Now, do any of these things directly warrant Stanley Park being named after Lord Stanley? While hockey fans would certainly argue yes, the only real reason the park is named after him is that he was there for its dedication in 1889 as part of a trip to the Canadian west. To reinforce this, the only statue of Lord Stanley in the Park was erected in 1960.

So armed with this important knowledge, let’s explore Stanley Park!

The Vancouver sea wall through Stanley Park

For most Vancouverites, a trip to Stanley Park means one thing: the sea wall. While there is a sea wall around most of the harbor, the portion of the Vancouver sea wall in Stanley Park is incredibly scenic, with paths for walking and jogging, biking, and roller skating/blading working their way all around the waterfront perimeter of the Park. This is immensely popular for locals and tourists alike, and can be very crowded, although never so much as to impede too greatly on the ambience.

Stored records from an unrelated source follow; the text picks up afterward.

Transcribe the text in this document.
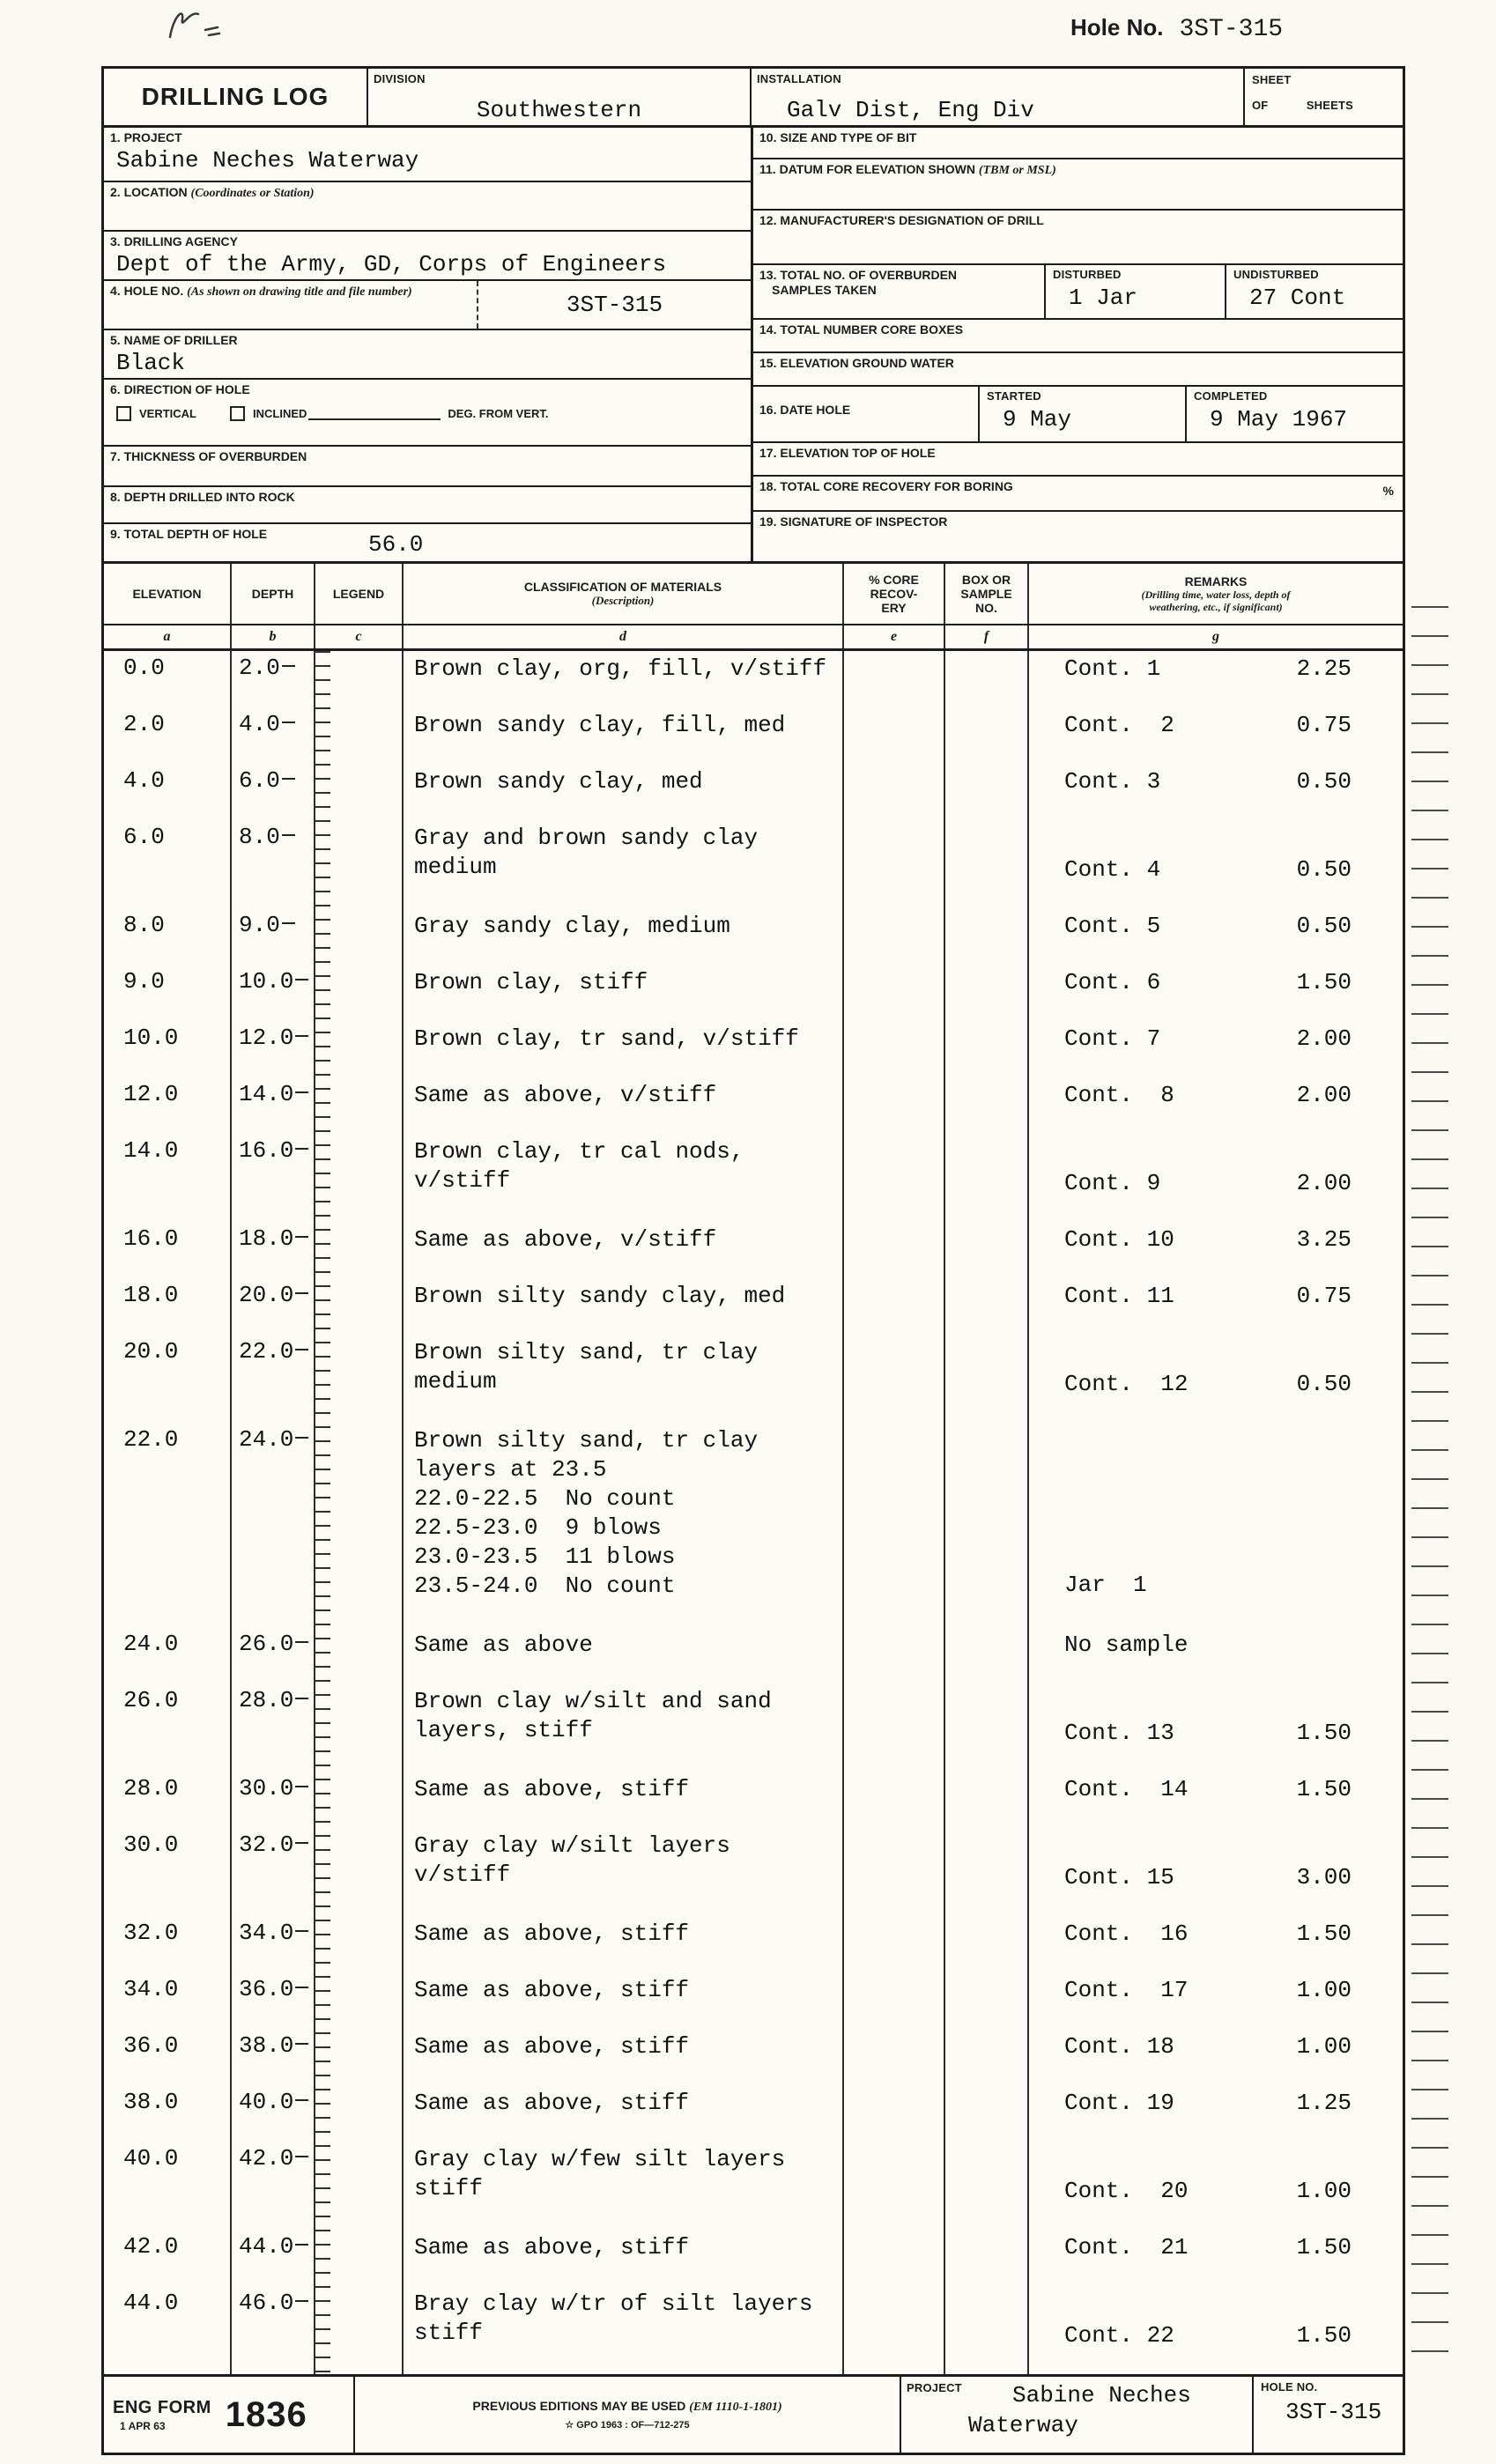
Hole No. 3ST-315
DRILLING LOG
DIVISION
Southwestern
INSTALLATION
Galv Dist, Eng Div
SHEET
OF	SHEETS
1. PROJECT
Sabine Neches Waterway
2. LOCATION (Coordinates or Station)
3. DRILLING AGENCY
Dept of the Army, GD, Corps of Engineers
4. HOLE NO. (As shown on drawing title and file number)	3ST-315
5. NAME OF DRILLER
Black
6. DIRECTION OF HOLE
VERTICAL	INCLINED	DEG. FROM VERT.
7. THICKNESS OF OVERBURDEN
8. DEPTH DRILLED INTO ROCK
9. TOTAL DEPTH OF HOLE	56.0
10. SIZE AND TYPE OF BIT
11. DATUM FOR ELEVATION SHOWN (TBM or MSL)
12. MANUFACTURER'S DESIGNATION OF DRILL
13. TOTAL NO. OF OVERBURDEN
SAMPLES TAKEN
DISTURBED
1 Jar
UNDISTURBED
27 Cont
14. TOTAL NUMBER CORE BOXES
15. ELEVATION GROUND WATER
16. DATE HOLE
STARTED
9 May
COMPLETED
9 May 1967
17. ELEVATION TOP OF HOLE
18. TOTAL CORE RECOVERY FOR BORING	%
19. SIGNATURE OF INSPECTOR
ELEVATION	DEPTH	LEGEND	CLASSIFICATION OF MATERIALS
(Description)
% CORE
RECOV-
ERY
BOX OR
SAMPLE
NO.
REMARKS
(Drilling time, water loss, depth of
weathering, etc., if significant)
a	b	c	d	e	f	g
0.0	2.0	Brown clay, org, fill, v/stiff	Cont. 1	2.25
2.0	4.0	Brown sandy clay, fill, med	Cont.  2	0.75
4.0	6.0	Brown sandy clay, med	Cont. 3	0.50
6.0	8.0	Gray and brown sandy clay
medium	Cont. 4	0.50
8.0	9.0	Gray sandy clay, medium	Cont. 5	0.50
9.0	10.0	Brown clay, stiff	Cont. 6	1.50
10.0	12.0	Brown clay, tr sand, v/stiff	Cont. 7	2.00
12.0	14.0	Same as above, v/stiff	Cont.  8	2.00
14.0	16.0	Brown clay, tr cal nods,
v/stiff	Cont. 9	2.00
16.0	18.0	Same as above, v/stiff	Cont. 10	3.25
18.0	20.0	Brown silty sandy clay, med	Cont. 11	0.75
20.0	22.0	Brown silty sand, tr clay
medium	Cont.  12	0.50
22.0	24.0	Brown silty sand, tr clay
layers at 23.5
22.0-22.5  No count
22.5-23.0  9 blows
23.0-23.5  11 blows
23.5-24.0  No count	Jar  1
24.0	26.0	Same as above	No sample
26.0	28.0	Brown clay w/silt and sand
layers, stiff	Cont. 13	1.50
28.0	30.0	Same as above, stiff	Cont.  14	1.50
30.0	32.0	Gray clay w/silt layers
v/stiff	Cont. 15	3.00
32.0	34.0	Same as above, stiff	Cont.  16	1.50
34.0	36.0	Same as above, stiff	Cont.  17	1.00
36.0	38.0	Same as above, stiff	Cont. 18	1.00
38.0	40.0	Same as above, stiff	Cont. 19	1.25
40.0	42.0	Gray clay w/few silt layers
stiff	Cont.  20	1.00
42.0	44.0	Same as above, stiff	Cont.  21	1.50
44.0	46.0	Bray clay w/tr of silt layers
stiff	Cont. 22	1.50
ENG FORM
1 APR 63	1836	PREVIOUS EDITIONS MAY BE USED (EM 1110-1-1801)
☆ GPO 1963 : OF—712-275
PROJECT Sabine Neches
Waterway
HOLE NO.
3ST-315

The sea wall walk also offers the best views of downtown Vancouver, looking directly across the harbor at the glistening glass skyline. During my recent trip, smoke from nearby fires made it seem hazy, so while still lovely, I’ve also included an amazing overhead view courtesy of Tourism Vancouver, showing what this section of the Park and city normally looks like.

The Vancouver skyline from Stanley Park, obscured by smoke.

Thank you to Tourism Vancouver for this image of what the area normally looks like!

Not in the mood to stroll the sea wall? Stanley Park has plenty of other things to attract tourists. The Vancouver Aquarium is located here, as well as some gardens and other attractions. Check out some of the public art, located all around.

This is Girl in a Wetsuit

Or visit the totem poles representing the different local tribes of the First Nations.

These totem poles are one of the most popular attractions in Stanley Park

You can even just relax and watch local wildlife. I saw herons, seals, and a huge flock of Canadian geese!

Iconic and loud!

While it has virtually no connection to a man who isn’t himself all that noteworthy outside of his name-bearing Cup, Stanley Park is a wonderful place to explore on your trip to Vancouver. Just be prepared to walk… a lot!

7 thoughts on “Who is Lord Stanley and Why Does He Have a Park?

  1. The history is fascinating and beauty inspired. Plus those Canadian geese make me laugh, because we’ve seen so many of them here in New Jersey over the years. Resilient, flexible and tenacious; the pigeons or crowds of the big bird world. Love ’em. Tweeted for you.